HarryStevens/d3-regression

Superfluous code and robustness issues in loess.js?

jheer opened this issue · 1 comments

jheer commented

Thank you for this library! We're evaluating it for use within the Vega project. When reviewing the loess code I noticed this block:

finiteReal(xval);
finiteReal(yval);
finiteReal(weights);
strictlyIncreasing(xval);

These functions do not manipulate the data (no side effects) and each returns a boolean value that is never read. So as far as I can tell they have no effect whatsoever. (They seemed to have been copied more-or-less verbatim from science.js?) Should loess throw an error if the finite checks for x or y fail? I'm assuming so, though a (default?) option to drop invalid values might be nicer.

The weights vector is initialized to all ones in the previous step, so I don't see why that would need to be checked. Moreover, the weights array is never updated.

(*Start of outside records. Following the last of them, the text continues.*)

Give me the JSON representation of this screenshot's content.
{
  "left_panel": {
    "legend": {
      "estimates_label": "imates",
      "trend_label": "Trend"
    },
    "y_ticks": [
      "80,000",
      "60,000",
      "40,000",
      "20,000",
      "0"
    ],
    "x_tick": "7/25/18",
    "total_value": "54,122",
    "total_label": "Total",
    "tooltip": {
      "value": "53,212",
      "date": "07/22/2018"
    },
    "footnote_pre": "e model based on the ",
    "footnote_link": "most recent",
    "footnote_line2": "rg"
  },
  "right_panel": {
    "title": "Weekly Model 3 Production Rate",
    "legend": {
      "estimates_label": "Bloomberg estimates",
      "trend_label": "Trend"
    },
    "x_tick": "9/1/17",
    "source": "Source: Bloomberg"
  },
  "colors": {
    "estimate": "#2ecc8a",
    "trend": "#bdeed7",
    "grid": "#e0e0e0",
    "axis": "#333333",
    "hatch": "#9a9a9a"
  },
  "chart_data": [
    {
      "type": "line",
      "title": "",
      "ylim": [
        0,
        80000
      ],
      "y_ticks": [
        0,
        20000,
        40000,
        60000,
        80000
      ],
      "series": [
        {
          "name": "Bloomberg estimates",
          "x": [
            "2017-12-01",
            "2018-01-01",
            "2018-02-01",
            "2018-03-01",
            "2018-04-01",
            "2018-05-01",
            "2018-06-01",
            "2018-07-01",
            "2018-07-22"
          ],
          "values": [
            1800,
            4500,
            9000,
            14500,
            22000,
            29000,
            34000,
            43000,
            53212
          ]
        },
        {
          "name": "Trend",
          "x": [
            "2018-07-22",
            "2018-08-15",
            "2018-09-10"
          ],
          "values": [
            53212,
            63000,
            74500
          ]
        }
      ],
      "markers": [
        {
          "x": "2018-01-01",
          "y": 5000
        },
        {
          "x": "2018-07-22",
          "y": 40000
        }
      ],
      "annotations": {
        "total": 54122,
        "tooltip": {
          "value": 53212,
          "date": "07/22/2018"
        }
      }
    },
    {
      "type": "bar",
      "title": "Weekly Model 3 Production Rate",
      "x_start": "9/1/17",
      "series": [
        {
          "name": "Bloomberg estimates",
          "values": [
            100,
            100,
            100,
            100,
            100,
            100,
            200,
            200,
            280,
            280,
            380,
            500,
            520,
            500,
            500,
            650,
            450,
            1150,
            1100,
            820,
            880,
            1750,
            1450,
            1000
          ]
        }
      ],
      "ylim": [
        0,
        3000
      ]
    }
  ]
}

It looks like the original implementation from science.js could accept an external weight vector; however, in this library (at the moment) the array is really just eating up some memory as the weights are only ever one.

I've also noticed degenerate output (including repeated x values in the output trend line) when using input data in which the x values are not strictly increasing. The current code checks for this, but the result of that check is ignored. While one could modify the code to raise an error, it would be nicer to have a loess method that permits multiple samples at the same x value.

One straightforward approach to the duplicated x-value issue might be to consolidate repeated points by taking the average y-value for each repeated x-value and setting the weight to the number of points in that "bin". However, I'd need to do some more work to suss out if this actually a reasonable thing to do from a statistical perspective. UPDATE: This approach would greatly affect the local regression neighborhood determination; an alternative approach is needed.

Hope this is helpful!

Thanks for taking a closer look at this and for the excellent pull request. As you correctly observed, my version was copied pretty much verbatim from science.js (except that it accepts an array of objects as its input and provides x- and y-accessors). All of your changes make sense to me, so I merged them unaltered. I also think it would make sense to use twoone of your ideas in all the other methods, namely: 1) clone the input array so it doesn't get modified, and 2) remove invalid input values. I'll be implementing thosethat shortly.